Le but est de trouver la clé, ce qui est parfois équivalent à trouver le chiffré, mais souvent plus ambitieux.

Attaque ou l’on essaye de deviner le texte clair (en asymétrique) :
L’attaquant dispose d’un texte chiffré et choisit un texte clair. Il chiffre ce texte clair à l’aide de la clé publique de la victime, dans le cas d’un algorithme à clé publique. En comparant le résultat avec le texte chiffré dont il dispose, il peut déterminer si sa supposition était correcte.
La victime de ce type d’attaque peut s’en prémunir en ajoutant aux données qu’il chiffre des bits aléatoires. Ce procédé permet de se prémunir d’autres types d’attaques, comme celle exploitant le fait qu’un groupe d’utilisateurs partagent la même valeur de e pour RSA par exemple.
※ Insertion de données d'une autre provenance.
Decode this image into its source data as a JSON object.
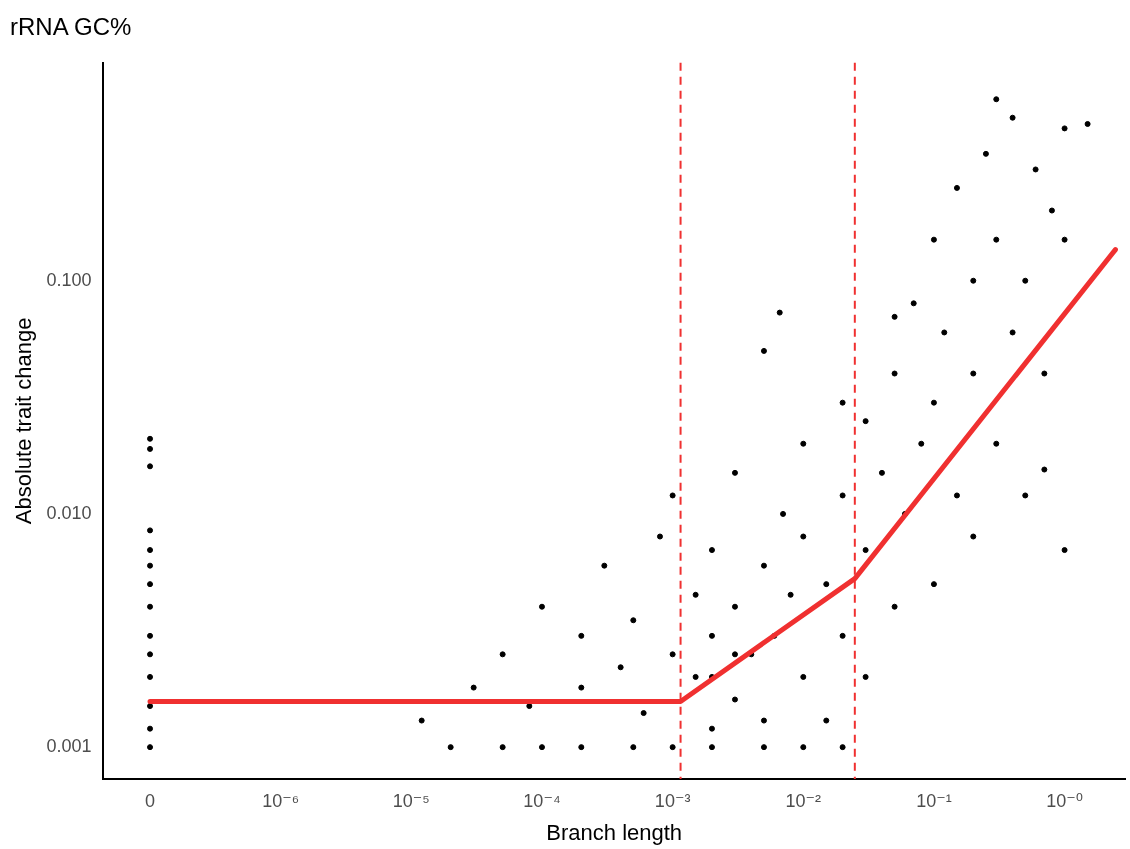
{
  "chart_data": {
    "type": "scatter",
    "title": "rRNA GC%",
    "xlabel": "Branch length",
    "ylabel": "Absolute trait change",
    "log": "xy",
    "grid": false,
    "legend": false,
    "marker": "circle",
    "xlim": [
      4.4e-08,
      2.9
    ],
    "xticks": [
      {
        "value": 1e-07,
        "label": "0"
      },
      {
        "value": 1e-06,
        "label": "10⁻⁶"
      },
      {
        "value": 1e-05,
        "label": "10⁻⁵"
      },
      {
        "value": 0.0001,
        "label": "10⁻⁴"
      },
      {
        "value": 0.001,
        "label": "10⁻³"
      },
      {
        "value": 0.01,
        "label": "10⁻²"
      },
      {
        "value": 0.1,
        "label": "10⁻¹"
      },
      {
        "value": 1,
        "label": "10⁻⁰"
      }
    ],
    "ylim": [
      0.00073,
      0.86
    ],
    "yticks": [
      {
        "value": 0.001,
        "label": "0.001"
      },
      {
        "value": 0.01,
        "label": "0.010"
      },
      {
        "value": 0.1,
        "label": "0.100"
      }
    ],
    "ref_lines": [
      {
        "axis": "x",
        "value": 0.00115,
        "color": "#f03030",
        "line_style": "dashed"
      },
      {
        "axis": "x",
        "value": 0.0248,
        "color": "#f03030",
        "line_style": "dashed"
      }
    ],
    "series": [
      {
        "type": "scatter",
        "color": "#000000",
        "x": [
          1e-07,
          1e-07,
          1e-07,
          1e-07,
          1e-07,
          1e-07,
          1e-07,
          1e-07,
          1e-07,
          1e-07,
          1e-07,
          1e-07,
          1e-07,
          1e-07,
          2e-05,
          5e-05,
          0.0001,
          0.0002,
          0.0005,
          0.001,
          0.002,
          0.005,
          0.01,
          0.02,
          1.2e-05,
          3e-05,
          5e-05,
          8e-05,
          0.0001,
          0.0002,
          0.0002,
          0.0003,
          0.0004,
          0.0005,
          0.0006,
          0.0008,
          0.001,
          0.001,
          0.0015,
          0.0015,
          0.002,
          0.002,
          0.002,
          0.003,
          0.003,
          0.003,
          0.004,
          0.005,
          0.005,
          0.006,
          0.007,
          0.008,
          0.01,
          0.01,
          0.01,
          0.015,
          0.015,
          0.02,
          0.02,
          0.03,
          0.03,
          0.03,
          0.04,
          0.05,
          0.05,
          0.06,
          0.07,
          0.08,
          0.1,
          0.1,
          0.1,
          0.12,
          0.15,
          0.15,
          0.2,
          0.2,
          0.2,
          0.25,
          0.3,
          0.3,
          0.4,
          0.4,
          0.5,
          0.5,
          0.6,
          0.7,
          0.8,
          1,
          1,
          1,
          0.05,
          0.3,
          0.02,
          0.005,
          0.002,
          0.003,
          0.0066,
          0.7,
          1.5
        ],
        "values": [
          0.001,
          0.0012,
          0.0015,
          0.002,
          0.0025,
          0.003,
          0.004,
          0.005,
          0.006,
          0.007,
          0.0085,
          0.016,
          0.019,
          0.021,
          0.001,
          0.001,
          0.001,
          0.001,
          0.001,
          0.001,
          0.001,
          0.001,
          0.001,
          0.001,
          0.0013,
          0.0018,
          0.0025,
          0.0015,
          0.004,
          0.003,
          0.0018,
          0.006,
          0.0022,
          0.0035,
          0.0014,
          0.008,
          0.0025,
          0.012,
          0.002,
          0.0045,
          0.0012,
          0.003,
          0.007,
          0.0016,
          0.004,
          0.015,
          0.0025,
          0.006,
          0.0013,
          0.003,
          0.01,
          0.0045,
          0.002,
          0.008,
          0.02,
          0.005,
          0.0013,
          0.012,
          0.003,
          0.007,
          0.002,
          0.025,
          0.015,
          0.004,
          0.04,
          0.01,
          0.08,
          0.02,
          0.005,
          0.03,
          0.15,
          0.06,
          0.012,
          0.25,
          0.04,
          0.1,
          0.008,
          0.35,
          0.02,
          0.15,
          0.06,
          0.5,
          0.1,
          0.012,
          0.3,
          0.04,
          0.2,
          0.15,
          0.45,
          0.007,
          0.07,
          0.6,
          0.03,
          0.05,
          0.002,
          0.0025,
          0.073,
          0.0155,
          0.47
        ]
      },
      {
        "type": "line",
        "color": "#f03030",
        "marker": "none",
        "x": [
          1e-07,
          0.00115,
          0.0248,
          2.45
        ],
        "values": [
          0.00157,
          0.00157,
          0.00528,
          0.136
        ]
      }
    ]
  }
}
Cryptanalyse différentielle :
Cette méthode récente (1990) est une attaque à texte clair choisi, initialement faite sur le DES. On choisit deux textes clairs avec des différences connues (l’opérateur étant le XOR), puis on analyse l’évolution des différences entre les textes chiffrés avec une même clé à chaque ronde. En regardant les différences finales entre les paires de textes chiffrés on donne diverses probabilités aux clés testées. En affinant, on arrive à la clé la plus probable.
Cette attaque est d’autant plus efficace que le nombre de rondes est réduit (sur 8 au lieu de 16 pour le DES ça marche pas mal).
Evidemment, les détails sont un peu plus compliqués. Voir les bouquins pour plus de détails.
La NSA, avec une dizaine d’années d’avance sur la recherche publique, connaissait ce type d’attaque. DES, que la NSA à contribué à concevoir (notamment les tables-S) avait notamment été protégé contre cette attaque.
Il est à noter que cette attaque nécessite un nombre impressionnant de couples clairs/chiffrés... ce qui la rend infaisable dans la plupart des cas réels.

Cryptanalyse linéaire :
Je n’ai pas regardé le sujet d’assez près. Ce qu’en dit Schneier c’est qu’elle "utilise des approximations linéaires pour décrire l’action d’un algorithme de chiffrement par blocs". La conception du DES ne le protège pas particulièrement contre cette attaque, encore plus récente que la différentielle.
Le nombre de textes clairs connus requis est faramineux, et rend aussi cette attaque malaisée dans le réalité.

Recherche exhaustive
C’est la méthode la plus répandue : on prend un couple clair/chiffré, et on essaye toutes les clés jusqu’à trouver la bonne.
Pour un DES simple (clé de 56 bits), on trouvera en moyenne la bonne clé au bout de 2^55 essais.
Cette attaque n’est efficace que dans le cas ou toutes les clés sont équiprobables : dans le cas de la factorisation ou de l’exponentiation modulaire (RSA ou Diffie-Hellman), ce n’est certainement pas l’attaque la plus efficace, parce ce que tous les éléments de l’espace des clés n’ont pas la même probabilité d’être des clés.
Trouver des couples clairs/chiffrés n’est pas si compliqué qu’il y parait : les entêtes des fichiers chiffrés, ou les premiers termes d’un protocole de communication sont souvent connus.
Pour la taille des clés et la recherche exhaustive, voir la FAQ de Thomas Pornin.
Pour la meilleure attaque contre le DES pour le moment, voir http://www.eff.org/descracker(ils ont construit une machine dédiée pour 250000 $ qui trouve une clé DES-56 en moins de 3 jours, et en 22 h 15 m accompagnée de 100000 PC sur internet...)
Pour les meilleures attaques contre RSA (qui ne sont pas des recherches exhaustives...), voir http://www.rsasecurity.com/rsalabs/challenges/factoring/faq.html

Attaques contre la conception des systèmes cryptographiques...
Les algorithmes au coeur d’un système cryptographique peuvent être sûrs et bien conçus, mais la façon de les agencer et de s’en servir peut être source de failles de sécurité. Nombre de sociétés, dont la crypto et/ou la sécurité n’est pas le métier, ne se privent par exemple pas de récupérer sur internet des sources libres d’algorithmes (fonctions de chiffrement par blocs, fonctions de chiffrement asymétrique, fonctions de hachage...) et des les implémenter rapidement, sans vérifications, conformément au business plan qui veut toujours que le produit aurait du sortir avant-hier...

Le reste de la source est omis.